Zalando continua a dire non essere come le altre piattaforme e contesta la normativa Ue

Zalando, la più grande piattaforma di vendita online di capi d’abbigliamento e accessori in Europa, continua a non essere d’accordo con quanto concordato dai regolatori della Ue, che l’hanno assimilata ad Amazon e AliExpress, costringendola così a dover rispettare la normativa imposta dal Digital Services Act (DSA) alle piattaforme di grandi dimensioni (VLOP), ossia “che hanno più di 45 milioni di utenti al mese”. Un‘etichetta che Zalando ha oramai dal 2023, ma che continua a contestare con fermezza e decisione, criticando soprattutto la mancanza “di una metodologia chiara e coerente per valutare se una società è una VLOP”.

Oggi, a distanza di due anni, l’avvocato della società Robert Briske è tornato a contestare la decisione della Ue di fronte alla giura della Corte generale del Lussemburgo: “Amazon, AliExpress, Booking. Zalando differisce fondamentalmente da questi (modelli di business). La Commissione europea non ha prestato sufficiente attenzione”. La stessa società, infatti, ha riferito di operare secondo un “modello di business ibrido”, che la vede impegnata sia nell’attività di vendita dei propri prodotti che in quella dei prodotti forniti dai partner. Nello specifico, secondo quanto sostenuto da Zalando, l’attività di vendita al dettaglio dei suoi prodotti – pari al 61% totale della sua attività – non rientrerebbe nell’ambito di applicazione del DSA.

Un’affermazione già smentita dalla Commissione, che ha dichiarato che è impossibile sapere se uno specifico utente di Zalando sia “esposto a prodotti provenienti dalla propria attività di vendita al dettaglio o da commercianti terzi che utilizzano il suo servizio di intermediazione, poiché entrambi i tipi di prodotti sono visualizzati in modo indistinto sull’interfaccia online di Zalando”. Inoltre, come ha ribadito oggi l’avvocato Briske, il conteggio degli utenti attivi di Zalando da parte della Commissione sarebbe scorretto. Nel 2023, anno in cui la piattaforma è stata etichettata come VLOP, il sito avrebbe raggiunto 30,8 milioni di visitatori: una cifra decisamente inferiore agli 83 milioni segnalati dai regolatori della Ue. Se così fosse, allora la piattaforma di shopping online non sarebbe soggetta alle rigide regole del DSA europeo.

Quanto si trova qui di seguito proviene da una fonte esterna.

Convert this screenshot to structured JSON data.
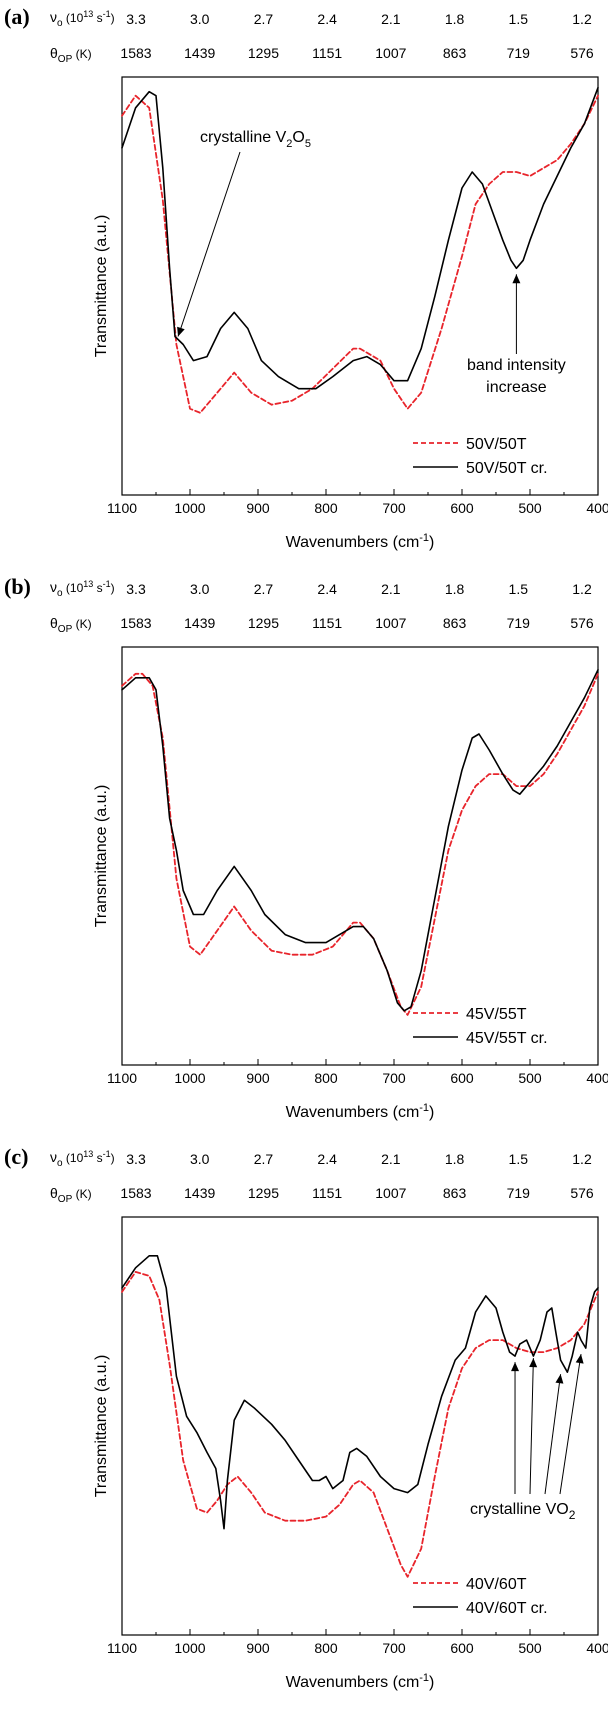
{
  "chart_data": [
    {
      "panel_label": "(a)",
      "type": "line",
      "top_axis_1": {
        "label_main": "ν",
        "label_sub": "o",
        "label_unit_pre": "(10",
        "label_unit_sup": "13",
        "label_unit_post": " s",
        "label_unit_sup2": "-1",
        "label_unit_end": ")",
        "ticks": [
          "3.3",
          "3.0",
          "2.7",
          "2.4",
          "2.1",
          "1.8",
          "1.5",
          "1.2"
        ]
      },
      "top_axis_2": {
        "label_main": "θ",
        "label_sub": "OP",
        "label_unit": "(K)",
        "ticks": [
          "1583",
          "1439",
          "1295",
          "1151",
          "1007",
          "863",
          "719",
          "576"
        ]
      },
      "xlabel": "Wavenumbers (cm",
      "xlabel_sup": "-1",
      "xlabel_end": ")",
      "ylabel": "Transmittance (a.u.)",
      "xlim": [
        1100,
        400
      ],
      "x_ticks": [
        "1100",
        "1000",
        "900",
        "800",
        "700",
        "600",
        "500",
        "400"
      ],
      "ylim": [
        0,
        1
      ],
      "series": [
        {
          "name": "50V/50T",
          "style": "dashed",
          "color": "#e8242b",
          "x": [
            1100,
            1080,
            1060,
            1040,
            1020,
            1000,
            985,
            960,
            935,
            910,
            880,
            850,
            820,
            790,
            760,
            750,
            720,
            700,
            680,
            660,
            630,
            600,
            580,
            560,
            540,
            520,
            500,
            480,
            460,
            440,
            420,
            400
          ],
          "y": [
            0.93,
            0.98,
            0.95,
            0.72,
            0.36,
            0.2,
            0.19,
            0.24,
            0.29,
            0.24,
            0.21,
            0.22,
            0.25,
            0.3,
            0.35,
            0.35,
            0.32,
            0.25,
            0.2,
            0.24,
            0.4,
            0.58,
            0.71,
            0.76,
            0.79,
            0.79,
            0.78,
            0.8,
            0.82,
            0.86,
            0.91,
            0.98
          ]
        },
        {
          "name": "50V/50T cr.",
          "style": "solid",
          "color": "#000000",
          "x": [
            1100,
            1080,
            1060,
            1050,
            1040,
            1030,
            1022,
            1010,
            995,
            975,
            955,
            935,
            915,
            895,
            870,
            840,
            815,
            790,
            760,
            740,
            720,
            700,
            680,
            660,
            640,
            620,
            600,
            585,
            570,
            555,
            540,
            528,
            520,
            510,
            500,
            480,
            460,
            440,
            420,
            400
          ],
          "y": [
            0.85,
            0.95,
            0.99,
            0.98,
            0.8,
            0.55,
            0.38,
            0.36,
            0.32,
            0.33,
            0.4,
            0.44,
            0.4,
            0.32,
            0.28,
            0.25,
            0.25,
            0.28,
            0.32,
            0.33,
            0.31,
            0.27,
            0.27,
            0.35,
            0.48,
            0.62,
            0.75,
            0.79,
            0.76,
            0.69,
            0.62,
            0.57,
            0.55,
            0.57,
            0.62,
            0.71,
            0.78,
            0.85,
            0.91,
            1.0
          ]
        }
      ],
      "legend_position": "bottom-right",
      "annotations": [
        {
          "text": "crystalline V",
          "sub": "2",
          "text2": "O",
          "sub2": "5"
        },
        {
          "text": "band intensity",
          "text2": "increase"
        }
      ]
    },
    {
      "panel_label": "(b)",
      "type": "line",
      "top_axis_1": {
        "label_main": "ν",
        "label_sub": "o",
        "label_unit_pre": "(10",
        "label_unit_sup": "13",
        "label_unit_post": " s",
        "label_unit_sup2": "-1",
        "label_unit_end": ")",
        "ticks": [
          "3.3",
          "3.0",
          "2.7",
          "2.4",
          "2.1",
          "1.8",
          "1.5",
          "1.2"
        ]
      },
      "top_axis_2": {
        "label_main": "θ",
        "label_sub": "OP",
        "label_unit": "(K)",
        "ticks": [
          "1583",
          "1439",
          "1295",
          "1151",
          "1007",
          "863",
          "719",
          "576"
        ]
      },
      "xlabel": "Wavenumbers (cm",
      "xlabel_sup": "-1",
      "xlabel_end": ")",
      "ylabel": "Transmittance (a.u.)",
      "xlim": [
        1100,
        400
      ],
      "x_ticks": [
        "1100",
        "1000",
        "900",
        "800",
        "700",
        "600",
        "500",
        "400"
      ],
      "ylim": [
        0,
        1
      ],
      "series": [
        {
          "name": "45V/55T",
          "style": "dashed",
          "color": "#e8242b",
          "x": [
            1100,
            1080,
            1070,
            1055,
            1040,
            1020,
            1000,
            985,
            960,
            935,
            910,
            880,
            850,
            820,
            790,
            760,
            750,
            730,
            710,
            690,
            680,
            660,
            640,
            620,
            600,
            580,
            560,
            540,
            520,
            500,
            480,
            460,
            440,
            420,
            400
          ],
          "y": [
            0.93,
            0.96,
            0.96,
            0.93,
            0.8,
            0.45,
            0.28,
            0.26,
            0.32,
            0.38,
            0.32,
            0.27,
            0.26,
            0.26,
            0.28,
            0.34,
            0.34,
            0.3,
            0.22,
            0.13,
            0.11,
            0.18,
            0.35,
            0.52,
            0.62,
            0.68,
            0.71,
            0.71,
            0.68,
            0.68,
            0.71,
            0.76,
            0.82,
            0.88,
            0.96
          ]
        },
        {
          "name": "45V/55T cr.",
          "style": "solid",
          "color": "#000000",
          "x": [
            1100,
            1080,
            1060,
            1050,
            1040,
            1030,
            1020,
            1010,
            995,
            980,
            960,
            935,
            910,
            890,
            860,
            830,
            800,
            780,
            760,
            745,
            730,
            710,
            695,
            685,
            675,
            660,
            640,
            620,
            600,
            585,
            575,
            560,
            540,
            525,
            515,
            500,
            480,
            460,
            440,
            420,
            400
          ],
          "y": [
            0.92,
            0.95,
            0.95,
            0.92,
            0.78,
            0.6,
            0.52,
            0.42,
            0.36,
            0.36,
            0.42,
            0.48,
            0.42,
            0.36,
            0.31,
            0.29,
            0.29,
            0.31,
            0.33,
            0.33,
            0.3,
            0.22,
            0.14,
            0.12,
            0.13,
            0.22,
            0.4,
            0.58,
            0.72,
            0.8,
            0.81,
            0.77,
            0.71,
            0.67,
            0.66,
            0.69,
            0.73,
            0.78,
            0.84,
            0.9,
            0.97
          ]
        }
      ],
      "legend_position": "bottom-right",
      "annotations": []
    },
    {
      "panel_label": "(c)",
      "type": "line",
      "top_axis_1": {
        "label_main": "ν",
        "label_sub": "o",
        "label_unit_pre": "(10",
        "label_unit_sup": "13",
        "label_unit_post": " s",
        "label_unit_sup2": "-1",
        "label_unit_end": ")",
        "ticks": [
          "3.3",
          "3.0",
          "2.7",
          "2.4",
          "2.1",
          "1.8",
          "1.5",
          "1.2"
        ]
      },
      "top_axis_2": {
        "label_main": "θ",
        "label_sub": "OP",
        "label_unit": "(K)",
        "ticks": [
          "1583",
          "1439",
          "1295",
          "1151",
          "1007",
          "863",
          "719",
          "576"
        ]
      },
      "xlabel": "Wavenumbers (cm",
      "xlabel_sup": "-1",
      "xlabel_end": ")",
      "ylabel": "Transmittance (a.u.)",
      "xlim": [
        1100,
        400
      ],
      "x_ticks": [
        "1100",
        "1000",
        "900",
        "800",
        "700",
        "600",
        "500",
        "400"
      ],
      "ylim": [
        0,
        1
      ],
      "series": [
        {
          "name": "40V/60T",
          "style": "dashed",
          "color": "#e8242b",
          "x": [
            1100,
            1080,
            1060,
            1045,
            1030,
            1010,
            990,
            975,
            960,
            945,
            930,
            910,
            890,
            860,
            830,
            800,
            780,
            760,
            750,
            730,
            710,
            690,
            680,
            660,
            640,
            620,
            600,
            580,
            560,
            540,
            520,
            500,
            480,
            460,
            440,
            420,
            400
          ],
          "y": [
            0.84,
            0.89,
            0.88,
            0.82,
            0.66,
            0.42,
            0.3,
            0.29,
            0.32,
            0.36,
            0.38,
            0.34,
            0.29,
            0.27,
            0.27,
            0.28,
            0.31,
            0.36,
            0.37,
            0.34,
            0.25,
            0.16,
            0.13,
            0.2,
            0.38,
            0.55,
            0.65,
            0.7,
            0.72,
            0.72,
            0.7,
            0.69,
            0.69,
            0.7,
            0.72,
            0.76,
            0.84
          ]
        },
        {
          "name": "40V/60T cr.",
          "style": "solid",
          "color": "#000000",
          "x": [
            1100,
            1080,
            1060,
            1048,
            1035,
            1020,
            1005,
            990,
            975,
            962,
            955,
            950,
            945,
            935,
            920,
            905,
            880,
            860,
            840,
            820,
            810,
            800,
            790,
            775,
            765,
            755,
            740,
            720,
            700,
            680,
            665,
            650,
            630,
            610,
            595,
            580,
            565,
            550,
            540,
            530,
            522,
            515,
            505,
            495,
            485,
            475,
            468,
            462,
            455,
            445,
            438,
            430,
            425,
            418,
            412,
            405,
            400
          ],
          "y": [
            0.85,
            0.9,
            0.93,
            0.93,
            0.85,
            0.63,
            0.53,
            0.49,
            0.44,
            0.4,
            0.32,
            0.25,
            0.37,
            0.52,
            0.57,
            0.55,
            0.51,
            0.47,
            0.42,
            0.37,
            0.37,
            0.38,
            0.35,
            0.37,
            0.44,
            0.45,
            0.43,
            0.38,
            0.35,
            0.34,
            0.36,
            0.46,
            0.58,
            0.67,
            0.7,
            0.79,
            0.83,
            0.8,
            0.74,
            0.69,
            0.68,
            0.71,
            0.72,
            0.68,
            0.72,
            0.79,
            0.8,
            0.74,
            0.67,
            0.64,
            0.68,
            0.74,
            0.72,
            0.7,
            0.8,
            0.84,
            0.85
          ]
        }
      ],
      "legend_position": "bottom-right",
      "annotations": [
        {
          "text": "crystalline VO",
          "sub": "2"
        }
      ]
    }
  ]
}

E non finisce qui. Zalando ha anche chiarito che la sua piattaforma non c’entra nulla con la diffusione di contenuti dannosi o illegali, che le normative del DSA cercano di limitare il più possibile per garantire la sicurezza degli utenti. Un recente rapporto di trasparenza condiviso dalla società, riferito agli sforzi di moderazione dei contenuti tra aprile e settembre 2024, ha rivelato che la piattaforma ha ricevuto 731 segnalazioni relative a contenuti potenzialmente dannosi, e “111 di questi” sono stati rimossi dalla piattaforma. Insomma, la piattaforma sembrerebbe avere dalla sua più di una motivazione per non voler rispettare le normative europee. Se questo sarà possibile o meno, però, lo deciderà la Corte Generale nei prossimi mesi.

Se la giuria dovesse schierarsi dalla parte di Zalando, il caso rappresenterebbe una svolta importante per le piattaforme con modelli di business simili, così pure per quelle che hanno già presentato ricorso per la loro designazione come VLOP, tra cui vale la pena nominare Amazon e i siti porno Pornhub, Stripchat e Xvideos.